Scrimgeour turned slowly on the spot and exchanged an incredulous look with Fudge, who really did manage a smile this time as he said kindly, “The trouble is, the other side can do magic too, Prime Minister.

Harry Potter and the Half-Blood Prince, J.K. Rowling

Lawyers may need more friction, not less, to be able to combat what seem to be much-improved attempts at phishing and delivery of ransomware. AI is helping to smooth out the rough edges of poor grammar or cultural mistakes in usage. It goes without saying that accounts that contain client information should all have unique, strong passwords. But to the extent any accounts are integrated — say, using a Google Workspace or Microsoft 365 account for single-sign-on (SSO) — there is a risk to having that sort of integration. Access to a single password can open up a whole mess of doors. I used to not worry about having multi-factor authentication on less critical accounts, because of friction, but I don’t think that’s a choice any longer. It’s not the account that matters; it’s the ability for someone to get from that account information that allows them to get a more important account. Heck, I’ve even put MFA on my PACER account.

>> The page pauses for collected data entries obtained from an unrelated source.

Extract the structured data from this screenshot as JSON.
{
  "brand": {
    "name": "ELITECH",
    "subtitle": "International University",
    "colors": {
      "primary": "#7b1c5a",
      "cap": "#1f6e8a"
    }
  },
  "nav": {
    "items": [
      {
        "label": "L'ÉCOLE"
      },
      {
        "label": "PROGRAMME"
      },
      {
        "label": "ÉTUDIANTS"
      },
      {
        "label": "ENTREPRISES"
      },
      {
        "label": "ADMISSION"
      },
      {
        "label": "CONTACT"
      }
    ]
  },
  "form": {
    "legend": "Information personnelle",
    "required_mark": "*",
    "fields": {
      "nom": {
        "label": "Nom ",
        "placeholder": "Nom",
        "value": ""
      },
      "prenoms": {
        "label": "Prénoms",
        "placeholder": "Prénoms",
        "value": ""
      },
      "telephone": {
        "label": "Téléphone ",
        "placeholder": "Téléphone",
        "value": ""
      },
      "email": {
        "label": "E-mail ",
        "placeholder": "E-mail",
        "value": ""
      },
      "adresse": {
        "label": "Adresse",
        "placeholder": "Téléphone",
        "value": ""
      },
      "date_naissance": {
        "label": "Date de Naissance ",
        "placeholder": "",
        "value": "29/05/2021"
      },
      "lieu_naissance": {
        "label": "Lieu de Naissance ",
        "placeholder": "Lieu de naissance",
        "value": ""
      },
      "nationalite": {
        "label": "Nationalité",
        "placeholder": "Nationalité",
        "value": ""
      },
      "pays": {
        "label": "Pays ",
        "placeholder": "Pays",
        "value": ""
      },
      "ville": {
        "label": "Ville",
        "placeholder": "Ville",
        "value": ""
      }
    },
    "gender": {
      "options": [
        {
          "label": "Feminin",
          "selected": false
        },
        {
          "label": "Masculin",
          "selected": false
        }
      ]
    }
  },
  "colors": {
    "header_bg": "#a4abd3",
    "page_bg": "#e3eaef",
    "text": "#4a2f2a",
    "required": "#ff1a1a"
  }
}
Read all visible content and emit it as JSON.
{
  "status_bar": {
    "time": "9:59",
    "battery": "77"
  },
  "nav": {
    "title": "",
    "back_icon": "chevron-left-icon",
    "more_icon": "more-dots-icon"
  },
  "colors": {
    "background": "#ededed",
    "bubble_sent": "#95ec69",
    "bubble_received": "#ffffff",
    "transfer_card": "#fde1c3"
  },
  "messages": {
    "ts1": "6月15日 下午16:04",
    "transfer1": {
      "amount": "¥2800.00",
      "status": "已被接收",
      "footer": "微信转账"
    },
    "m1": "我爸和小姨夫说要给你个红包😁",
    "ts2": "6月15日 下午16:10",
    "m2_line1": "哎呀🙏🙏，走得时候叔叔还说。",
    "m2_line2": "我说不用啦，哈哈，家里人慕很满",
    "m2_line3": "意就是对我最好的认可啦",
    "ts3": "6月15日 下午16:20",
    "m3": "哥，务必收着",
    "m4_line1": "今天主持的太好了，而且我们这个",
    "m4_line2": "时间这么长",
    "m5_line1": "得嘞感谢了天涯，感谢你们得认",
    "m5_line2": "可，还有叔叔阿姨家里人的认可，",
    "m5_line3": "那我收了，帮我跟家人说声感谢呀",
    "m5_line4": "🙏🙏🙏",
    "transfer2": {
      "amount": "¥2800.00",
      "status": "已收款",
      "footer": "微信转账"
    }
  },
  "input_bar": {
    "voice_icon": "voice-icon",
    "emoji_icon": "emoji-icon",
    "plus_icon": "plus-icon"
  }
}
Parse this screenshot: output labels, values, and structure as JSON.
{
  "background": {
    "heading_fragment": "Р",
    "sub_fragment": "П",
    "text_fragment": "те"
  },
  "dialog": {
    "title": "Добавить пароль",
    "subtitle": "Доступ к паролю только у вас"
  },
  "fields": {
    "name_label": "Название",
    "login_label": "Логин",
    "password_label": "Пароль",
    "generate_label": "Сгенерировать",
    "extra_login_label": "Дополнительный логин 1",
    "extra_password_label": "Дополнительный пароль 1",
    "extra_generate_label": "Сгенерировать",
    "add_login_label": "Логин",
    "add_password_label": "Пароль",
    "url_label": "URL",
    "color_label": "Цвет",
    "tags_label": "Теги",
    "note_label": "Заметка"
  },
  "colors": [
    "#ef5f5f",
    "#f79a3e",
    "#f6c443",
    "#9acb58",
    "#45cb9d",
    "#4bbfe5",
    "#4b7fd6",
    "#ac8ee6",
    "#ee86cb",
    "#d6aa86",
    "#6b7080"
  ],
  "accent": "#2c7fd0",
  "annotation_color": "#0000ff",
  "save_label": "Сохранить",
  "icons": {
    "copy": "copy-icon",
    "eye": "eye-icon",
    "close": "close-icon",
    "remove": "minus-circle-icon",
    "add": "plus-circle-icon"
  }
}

Unfortunately, I think the battle for maintaining friction is a constant one. Early career lawyers may feel like they do not have the time to enable friction. It requires more senior lawyers to encourage their new colleagues to slow down, for the benefit of the clients and firm if not for themselves individually, even at the expense of billable time or appearing to be speedy. If anything, understanding when to apply friction and when to remove it should be a talent every lawyer wants to cultivate.